Here's an interesting tidbit, straight from the ELCA Town Hall meeting September 19:
"As a Christian, I want to hear a Muslim speak of their faith, how the Qur’an shapes their faith, how they live their faith in daily life, what it’s like to worship together. And I want to share that story as a Christian. And in that exchange, we might grow to appreciate the faith of the other. Sometimes in that conversation, one may even be opened to being converted to the faith of the other. But if that doesn’t happen, we will at least begin to say: We have a common commitment to the one world in which God has placed us, to work together for justice and peace."
For the full transcript, you can visit this page.
But it's obvious that quote wasn't taken out of context, and it's only on page 2 and 3. Martin Luther transcribed the Quran into German because he felt that the learned Christian ought to know it so that through knowing it, he or she "might be able to heal some." But now, we have become so afraid of embracing the Word that the best the ELCA can do is say that though interfaith dialogue, a Christian or Muslim might or might not be inclined to convert to the faith of another.

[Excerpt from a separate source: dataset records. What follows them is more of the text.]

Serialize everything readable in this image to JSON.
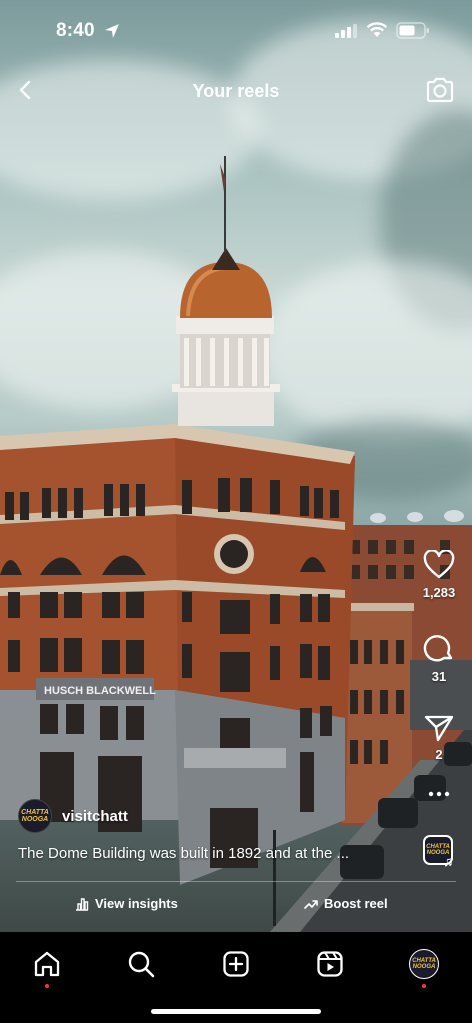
{
  "status_bar": {
    "time": "8:40"
  },
  "header": {
    "title": "Your reels"
  },
  "reel": {
    "building_sign": "HUSCH BLACKWELL",
    "author": {
      "username": "visitchatt",
      "avatar_text": "CHATTA NOOGA"
    },
    "caption": "The Dome Building was built in 1892 and at the ...",
    "actions": {
      "likes": "1,283",
      "comments": "31",
      "shares": "2"
    }
  },
  "footer": {
    "view_insights": "View insights",
    "boost_reel": "Boost reel"
  },
  "tabs": [
    "home",
    "search",
    "create",
    "reels",
    "profile"
  ],
  "colors": {
    "notification_dot": "#ff3040",
    "brick": "#a5522e",
    "dome": "#b8642f"
  }
}
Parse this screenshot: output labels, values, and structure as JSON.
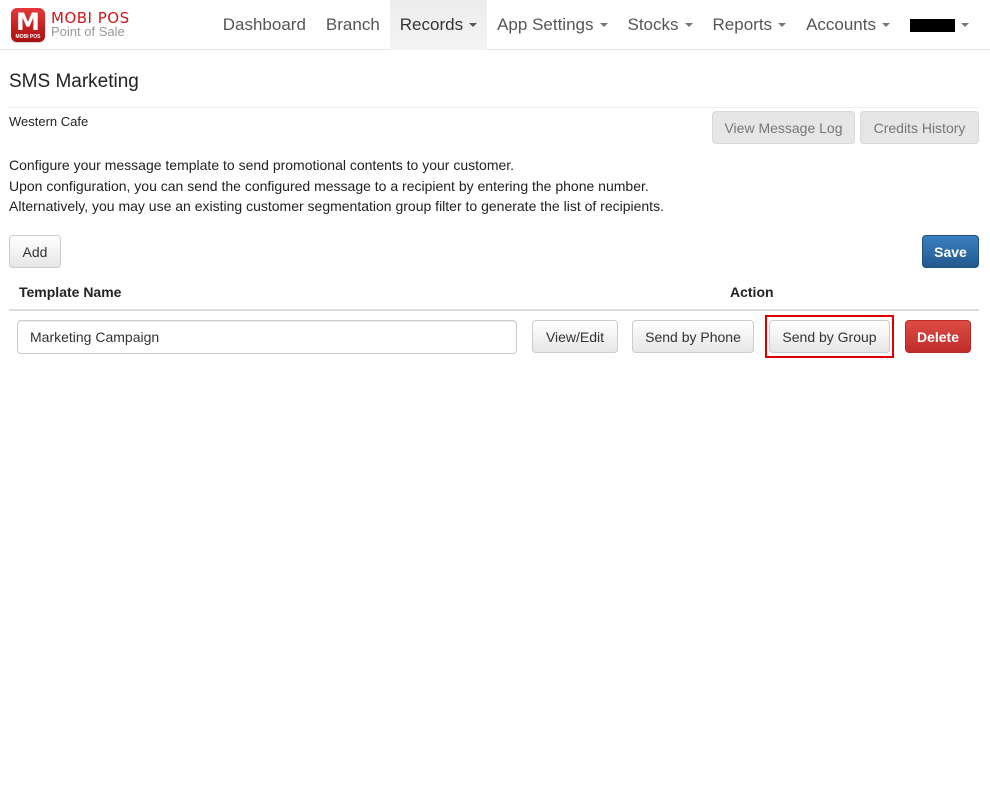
{
  "brand": {
    "logo_letter": "M",
    "logo_caption": "MOBI POS",
    "title": "MOBI POS",
    "subtitle": "Point of Sale"
  },
  "nav": {
    "items": [
      {
        "label": "Dashboard",
        "dropdown": false,
        "active": false
      },
      {
        "label": "Branch",
        "dropdown": false,
        "active": false
      },
      {
        "label": "Records",
        "dropdown": true,
        "active": true
      },
      {
        "label": "App Settings",
        "dropdown": true,
        "active": false
      },
      {
        "label": "Stocks",
        "dropdown": true,
        "active": false
      },
      {
        "label": "Reports",
        "dropdown": true,
        "active": false
      },
      {
        "label": "Accounts",
        "dropdown": true,
        "active": false
      }
    ],
    "user_menu": {
      "label": "[redacted]",
      "dropdown": true
    }
  },
  "page": {
    "title": "SMS Marketing",
    "branch": "Western Cafe",
    "buttons": {
      "view_message_log": "View Message Log",
      "credits_history": "Credits History",
      "add": "Add",
      "save": "Save"
    },
    "description": [
      "Configure your message template to send promotional contents to your customer.",
      "Upon configuration, you can send the configured message to a recipient by entering the phone number.",
      "Alternatively, you may use an existing customer segmentation group filter to generate the list of recipients."
    ]
  },
  "table": {
    "headers": {
      "template_name": "Template Name",
      "action": "Action"
    },
    "rows": [
      {
        "template_name": "Marketing Campaign",
        "actions": {
          "view_edit": "View/Edit",
          "send_by_phone": "Send by Phone",
          "send_by_group": "Send by Group",
          "delete": "Delete"
        }
      }
    ]
  },
  "colors": {
    "brand_red": "#d0161b",
    "primary_blue": "#2a6aa8",
    "danger_red": "#d43f3a",
    "highlight_red": "#e00000"
  }
}
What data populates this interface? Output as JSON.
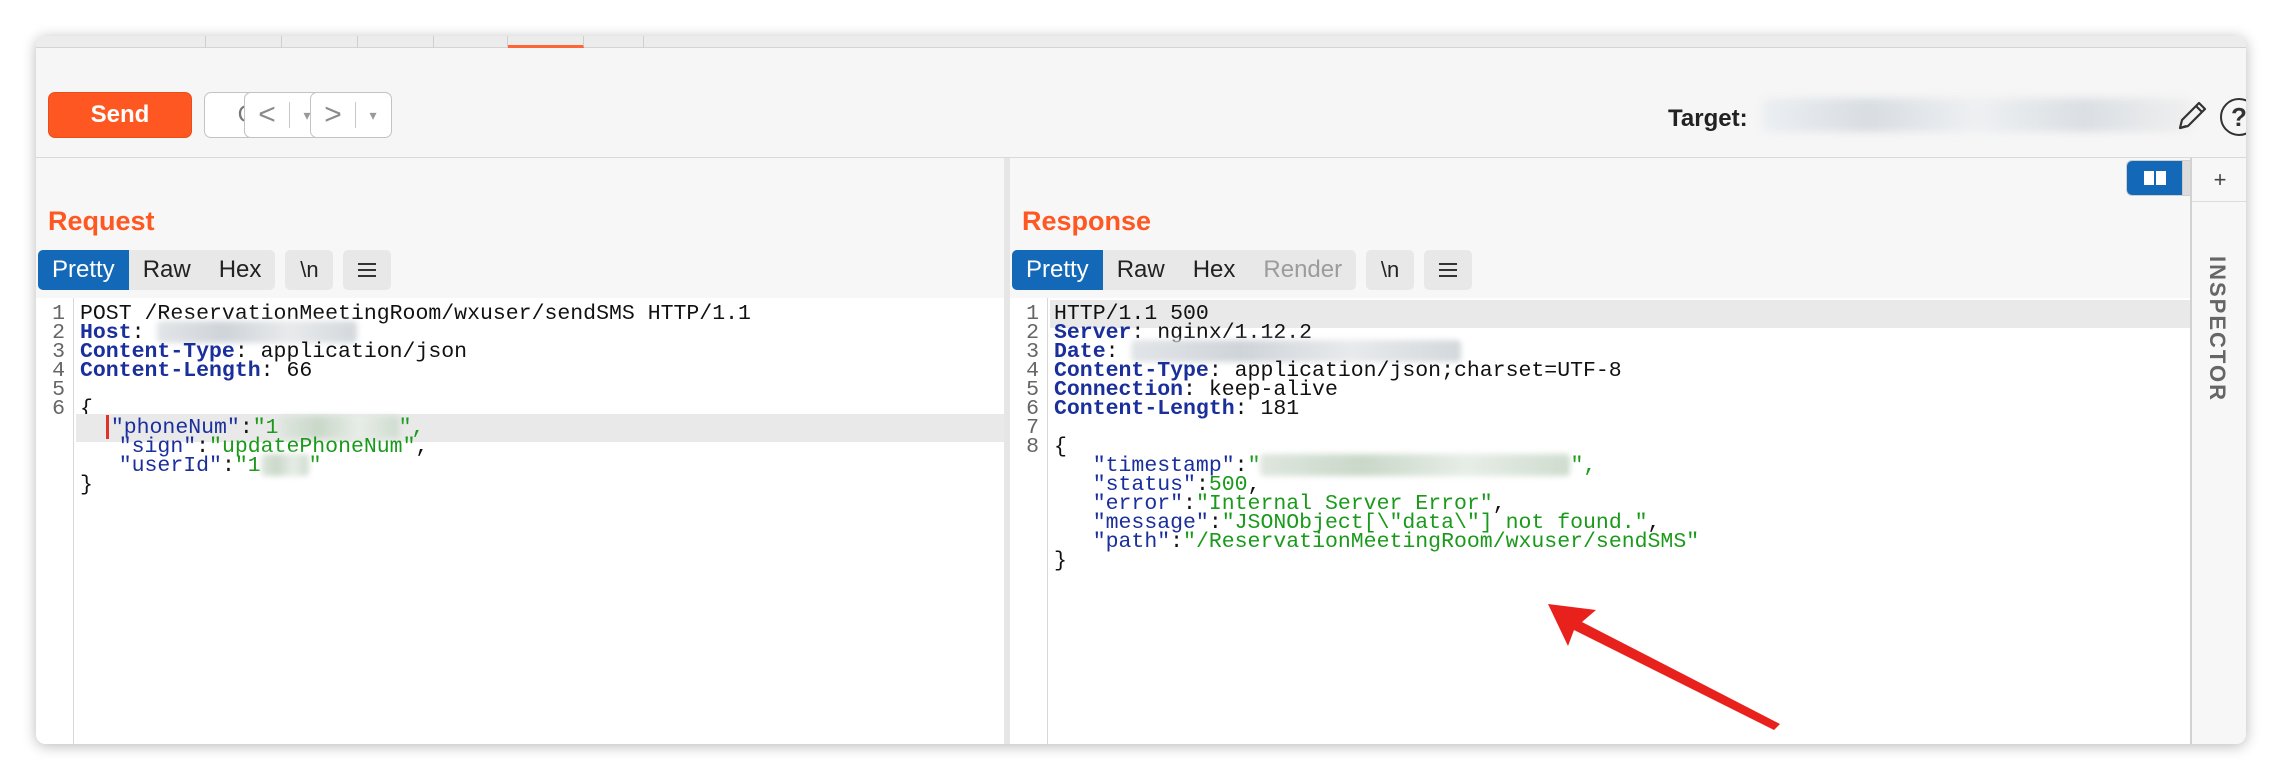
{
  "toolbar": {
    "send_label": "Send",
    "cancel_label": "Cancel",
    "back_glyph": "<",
    "forward_glyph": ">",
    "dropdown_glyph": "▾",
    "target_label": "Target:",
    "help_glyph": "?"
  },
  "icons": {
    "edit": "pencil-icon",
    "help": "help-icon",
    "layout_split": "split-view-icon",
    "layout_stacked": "stacked-view-icon",
    "layout_single": "single-view-icon",
    "menu": "hamburger-menu-icon"
  },
  "colors": {
    "accent": "#ff5722",
    "tab_active": "#1368b8",
    "header_key": "#1a2f9c",
    "json_string": "#1a9a1a"
  },
  "request": {
    "title": "Request",
    "tabs": {
      "pretty": "Pretty",
      "raw": "Raw",
      "hex": "Hex",
      "newline": "\\n"
    },
    "line_numbers": [
      "1",
      "2",
      "3",
      "4",
      "5",
      "6"
    ],
    "request_line": "POST /ReservationMeetingRoom/wxuser/sendSMS HTTP/1.1",
    "headers": [
      {
        "key": "Host",
        "value": ""
      },
      {
        "key": "Content-Type",
        "value": " application/json"
      },
      {
        "key": "Content-Length",
        "value": " 66"
      }
    ],
    "body_open": "{",
    "body_close": "}",
    "body": [
      {
        "key": "\"phoneNum\"",
        "value_prefix": "\"1",
        "value_suffix": "\","
      },
      {
        "key": "\"sign\"",
        "value_prefix": "\"updatePhoneNum\"",
        "value_suffix": ","
      },
      {
        "key": "\"userId\"",
        "value_prefix": "\"1",
        "value_suffix": "\""
      }
    ]
  },
  "response": {
    "title": "Response",
    "tabs": {
      "pretty": "Pretty",
      "raw": "Raw",
      "hex": "Hex",
      "render": "Render",
      "newline": "\\n"
    },
    "line_numbers": [
      "1",
      "2",
      "3",
      "4",
      "5",
      "6",
      "7",
      "8"
    ],
    "status_line": "HTTP/1.1 500",
    "headers": [
      {
        "key": "Server",
        "value": " nginx/1.12.2"
      },
      {
        "key": "Date",
        "value": ""
      },
      {
        "key": "Content-Type",
        "value": " application/json;charset=UTF-8"
      },
      {
        "key": "Connection",
        "value": " keep-alive"
      },
      {
        "key": "Content-Length",
        "value": " 181"
      }
    ],
    "body_open": "{",
    "body_close": "}",
    "body": [
      {
        "key": "\"timestamp\"",
        "value": "\"",
        "suffix": "\","
      },
      {
        "key": "\"status\"",
        "value": "500",
        "suffix": ","
      },
      {
        "key": "\"error\"",
        "value": "\"Internal Server Error\"",
        "suffix": ","
      },
      {
        "key": "\"message\"",
        "value": "\"JSONObject[\\\"data\\\"] not found.\"",
        "suffix": ","
      },
      {
        "key": "\"path\"",
        "value": "\"/ReservationMeetingRoom/wxuser/sendSMS\"",
        "suffix": ""
      }
    ]
  },
  "inspector": {
    "label": "INSPECTOR",
    "toggle_glyph": "+"
  }
}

I think that we have to live with our neighbors of other faiths on three levels: civic, just, and evangelical. Civic in the sense that we have to figure out how to get along with neighbors, friends, family members, and coworkers who are of radically different faiths. Just in the sense that most of us can agree that things like bullying, racial slurs, world hunger, poverty, etc., ought not to be no matter what your religious/racial/sexual/national affiliation may be. And evangelical because we may be called to invite people into the Christian faith and we need to know how to do that. The ELCA has substituted evangelism with justice and called it good.